The turn to savagery that began last fall encouraged gratuitous violence for a gratuitous cause. Lies about Israel trying to change the status quo on the Temple Mount—even though Israel voluntarily relinquished control to the Jerusalem Islamic Waqf decades ago—spread through traditional sermons and social media. The result was a spate of personal terror—stabbings and car-rammings. The Palestinian Authority wanted to keep the violence just short of suicide bombing—to avoid being labeled terrorist. The P.A.’s part in whipping up impressionable Palestinians to kill Israelis was somehow overlooked when the body count was kept down.

The Israeli response, the natural human response, was clear: If you menace us, we will defend ourselves. But the Mahane Yehuda shopkeeper’s response was also moving: You may be inhumane in the way you treat your kids and our kids, but you will never rob us of our humanity, our ability to see the manipulated little kid behind the bloody scissors.

Jewish tradition is clear about the imperative of self-defense. Ultra-Orthodox draft dodgers take note: The Torahoffers many guidelines about how to fight when necessary. Judaism is not Christianity preaching “love thy enemy,” but still our sages advised us not to gloat, not to turn brutal—for our sake and our adversaries’. Proverbs 24:17-18 counsels: “Do not rejoice when your enemy falls, and do not let your heart be glad when he stumbles.” This is simply a warning not to surrender our humanity.

This tension decodes one of Purim’s great mysteries. Haman was so evil his name is jeered, his children hanged and his followers slaughtered. Yet the “ad d’lo yada” tradition encourages drinking until we cannot distinguish between cursing Haman and blessing Mordecai.

The rabbis offered a profound, mixed message about violence. We can defend ourselves, but on Purim, we purposely confuse Mordecai with Haman to remind us that Haman was human, too. This compels us to mourn our enemies’ losses: their loss of a conscience as well as their loss of life—since every life begins innocent.

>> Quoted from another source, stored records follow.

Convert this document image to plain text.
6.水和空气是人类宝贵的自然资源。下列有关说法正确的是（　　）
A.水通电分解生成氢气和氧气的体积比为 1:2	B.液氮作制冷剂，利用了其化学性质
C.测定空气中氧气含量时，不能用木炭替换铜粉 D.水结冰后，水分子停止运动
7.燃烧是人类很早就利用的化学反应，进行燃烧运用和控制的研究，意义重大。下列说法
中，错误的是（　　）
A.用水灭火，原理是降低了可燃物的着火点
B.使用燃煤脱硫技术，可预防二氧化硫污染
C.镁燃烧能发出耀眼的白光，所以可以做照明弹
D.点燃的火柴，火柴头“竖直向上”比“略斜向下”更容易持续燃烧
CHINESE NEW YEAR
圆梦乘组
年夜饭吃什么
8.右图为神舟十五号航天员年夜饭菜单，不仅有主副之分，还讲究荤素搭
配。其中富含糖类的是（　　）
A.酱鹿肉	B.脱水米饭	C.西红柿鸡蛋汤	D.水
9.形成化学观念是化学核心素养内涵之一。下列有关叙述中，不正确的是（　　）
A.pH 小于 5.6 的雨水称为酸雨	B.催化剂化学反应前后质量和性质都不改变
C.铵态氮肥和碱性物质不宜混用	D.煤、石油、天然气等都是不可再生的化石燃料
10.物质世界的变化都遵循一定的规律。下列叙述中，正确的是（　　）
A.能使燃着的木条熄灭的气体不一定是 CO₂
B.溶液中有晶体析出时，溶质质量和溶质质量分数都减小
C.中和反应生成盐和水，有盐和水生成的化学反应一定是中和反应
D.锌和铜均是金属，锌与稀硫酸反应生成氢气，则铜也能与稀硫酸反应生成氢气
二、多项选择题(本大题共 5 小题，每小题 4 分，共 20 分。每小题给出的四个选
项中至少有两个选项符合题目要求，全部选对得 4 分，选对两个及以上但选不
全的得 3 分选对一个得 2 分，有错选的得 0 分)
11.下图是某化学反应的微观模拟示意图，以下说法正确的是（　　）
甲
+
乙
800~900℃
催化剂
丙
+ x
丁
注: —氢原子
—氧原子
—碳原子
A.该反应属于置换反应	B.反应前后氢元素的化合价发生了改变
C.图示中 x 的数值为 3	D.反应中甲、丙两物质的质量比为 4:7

In her two years of Israeli army service, my daughter reported that her commanders referred to “the enemy”; never “the Palestinians” or “the Arabs.” This practice avoided bigotry while affirming that we fight as hard as we can as long as we must: Enmity is a curable condition, not an immutable characteristic.

The terrorists see our love of our kids and regrets about killing theirs as weakness. Actually, it’s our strength. We fight them intensely while we fight to keep our moral compass. And we fight conditionally—only as long as they are the enemy. In that ambivalence is our motivation to stay strong, our pride in keeping our moral center, and our hopes and determination to eventually achieve peace.